Friday, June 27, 2003
Doubts
It’s been a long while since I’ve visited The Internet Monk. He has a redesigned site, which looks great, but that’s not why I’m mentioning him.
He has a really thought-provoking post about doubt. Here’s an excerpt that I found myself agreeing with:
- These doubts have made me respect my honest, unbelieving friends. To many of them, it isn’t so much the content of Christianity that is ridiculous. It’s the idea that Christians are so certain; so doubtless. They find it untenable that anyone could bury their own doubts so deep that you are as certain as Christians appear to be. Our television and radio preachers, our musicians and booksellers, the glowing testimonial at church, the zealous fanatic at the break table at work--they all say that Christians no longer have the doubts and questions of other people. Only certainties. And for many thoughtful unbelievers, that appears to be lying or delusion, and they would prefer to avoid both.
So do I. I profoundly dislike the unspoken requirement among Christians that we either bury all our doubts out in back of the church, or we restrict them to a list of specific religious questions that can be handled in polite conversations dispensing tidy, palatable answers. Mega-doubts. Nightmarish doubts. “I’m wasting my whole life” doubts are signs one may not be a Christian, and you’ve just made it to the prayer list.

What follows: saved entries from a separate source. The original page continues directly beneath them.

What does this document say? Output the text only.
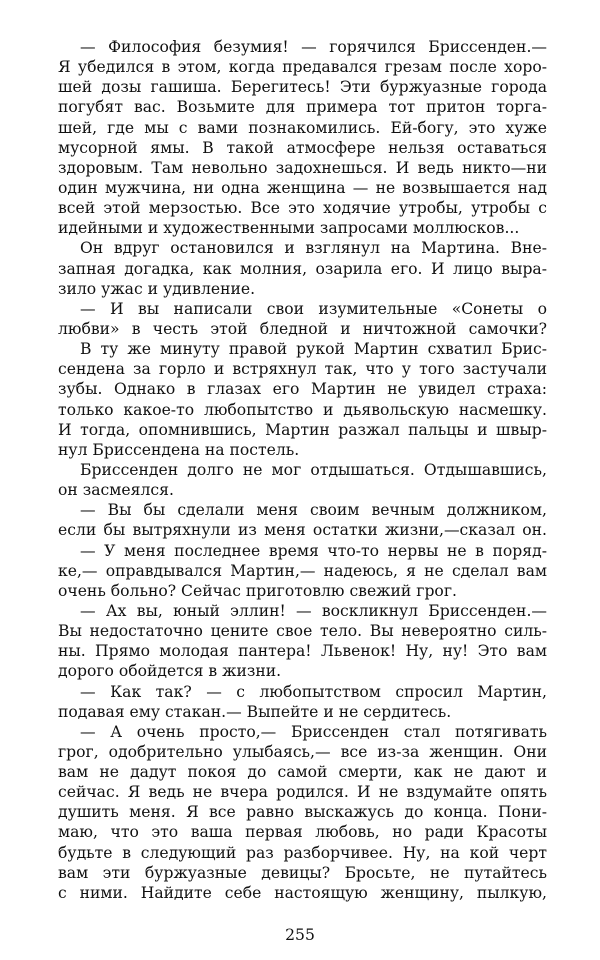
— Философия безумия! — горячился Бриссенден.—
Я убедился в этом, когда предавался грезам после хоро-
шей дозы гашиша. Берегитесь! Эти буржуазные города
погубят вас. Возьмите для примера тот притон торга-
шей, где мы с вами познакомились. Ей-богу, это хуже
мусорной ямы. В такой атмосфере нельзя оставаться
здоровым. Там невольно задохнешься. И ведь никто—ни
один мужчина, ни одна женщина — не возвышается над
всей этой мерзостью. Все это ходячие утробы, утробы с
идейными и художественными запросами моллюсков...
Он вдруг остановился и взглянул на Мартина. Вне-
запная догадка, как молния, озарила его. И лицо выра-
зило ужас и удивление.
— И вы написали свои изумительные «Сонеты о
любви» в честь этой бледной и ничтожной самочки?
В ту же минуту правой рукой Мартин схватил Брис-
сендена за горло и встряхнул так, что у того застучали
зубы. Однако в глазах его Мартин не увидел страха:
только какое-то любопытство и дьявольскую насмешку.
И тогда, опомнившись, Мартин разжал пальцы и швыр-
нул Бриссендена на постель.
Бриссенден долго не мог отдышаться. Отдышавшись,
он засмеялся.
— Вы бы сделали меня своим вечным должником,
если бы вытряхнули из меня остатки жизни,—сказал он.
— У меня последнее время что-то нервы не в поряд-
ке,— оправдывался Мартин,— надеюсь, я не сделал вам
очень больно? Сейчас приготовлю свежий грог.
— Ах вы, юный эллин! — воскликнул Бриссенден.—
Вы недостаточно цените свое тело. Вы невероятно силь-
ны. Прямо молодая пантера! Львенок! Ну, ну! Это вам
дорого обойдется в жизни.
— Как так? — с любопытством спросил Мартин,
подавая ему стакан.— Выпейте и не сердитесь.
— А очень просто,— Бриссенден стал потягивать
грог, одобрительно улыбаясь,— все из-за женщин. Они
вам не дадут покоя до самой смерти, как не дают и
сейчас. Я ведь не вчера родился. И не вздумайте опять
душить меня. Я все равно выскажусь до конца. Пони-
маю, что это ваша первая любовь, но ради Красоты
будьте в следующий раз разборчивее. Ну, на кой черт
вам эти буржуазные девицы? Бросьте, не путайтесь
с ними. Найдите себе настоящую женщину, пылкую,
255
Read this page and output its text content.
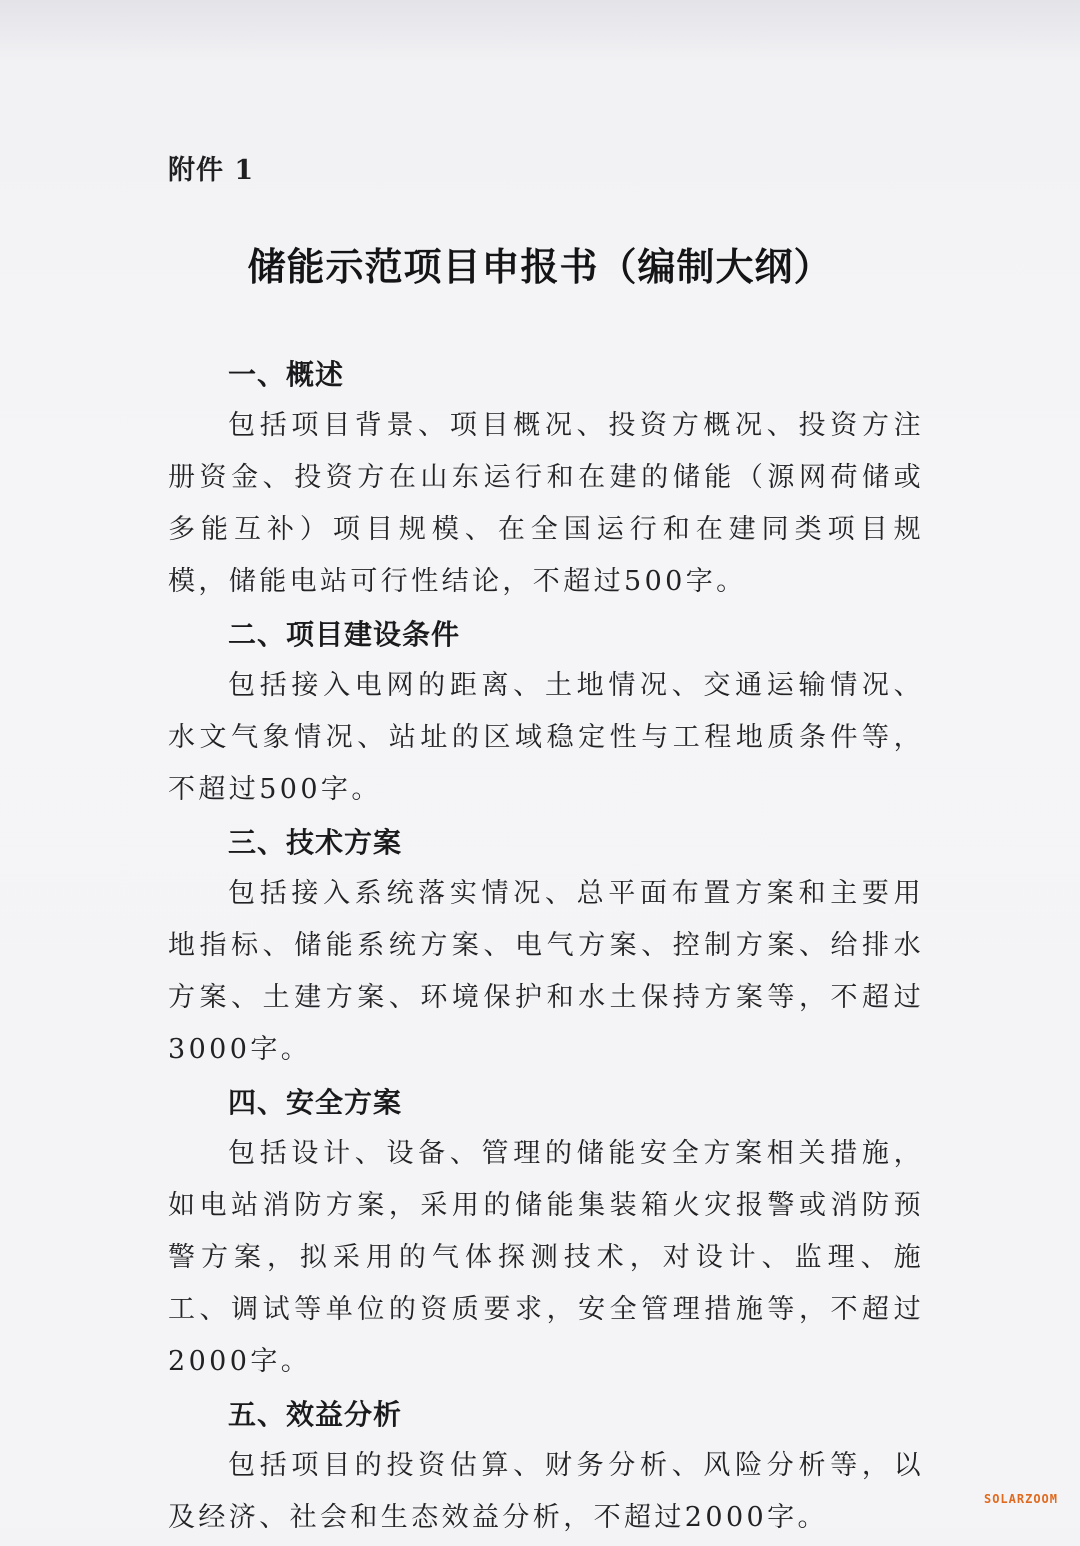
附件 1
储能示范项目申报书（编制大纲）
一、概述

包括项目背景、项目概况、投资方概况、投资方注册资金、投资方在山东运行和在建的储能（源网荷储或多能互补）项目规模、在全国运行和在建同类项目规模，储能电站可行性结论，不超过500字。

二、项目建设条件

包括接入电网的距离、土地情况、交通运输情况、水文气象情况、站址的区域稳定性与工程地质条件等，不超过500字。

三、技术方案

包括接入系统落实情况、总平面布置方案和主要用地指标、储能系统方案、电气方案、控制方案、给排水方案、土建方案、环境保护和水土保持方案等，不超过3000字。

四、安全方案

包括设计、设备、管理的储能安全方案相关措施，如电站消防方案，采用的储能集装箱火灾报警或消防预警方案，拟采用的气体探测技术，对设计、监理、施工、调试等单位的资质要求，安全管理措施等，不超过2000字。

五、效益分析

包括项目的投资估算、财务分析、风险分析等，以及经济、社会和生态效益分析，不超过2000字。

SOLARZOOM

- The early chapters of Genesis make it clear that sin created a profound division between God and human beings. Not just an interruption in communication, but a universe-sized separation.. There is great evidence that this abyss creates a situation where human beings may reasonably, sensibly feel that God is absent, or that there is no God. This is not because of an absence of evidence for God’s existence, or because God has abandoned the world, but because human experience is fundamentally changed and we are blinded to the resident glory of God in the universe and within our lives.
[...]
The question may become, “Do I banish my doubts, call them the devil and refuse to examine them, or do I accept my doubts as part of the paradox of my human experience, and realize that faith may exist right alongside such feelings and questions, as Mark 9:24 suggests?”
This is my own experience. I cannot remove my doubts, but I cannot erase my faith. At every level, these two experiences exist together, convincing me that I am, indeed and exactly, the kind of contradiction that Luther believed all Christians were at the center: both righteous and sinful simultaneously. (Simul justus et peccator.) While these two experiences are at war over the most basic assumptions of my life, they actually blend together into a single experience that is what one person called “the awesomeness of being human.”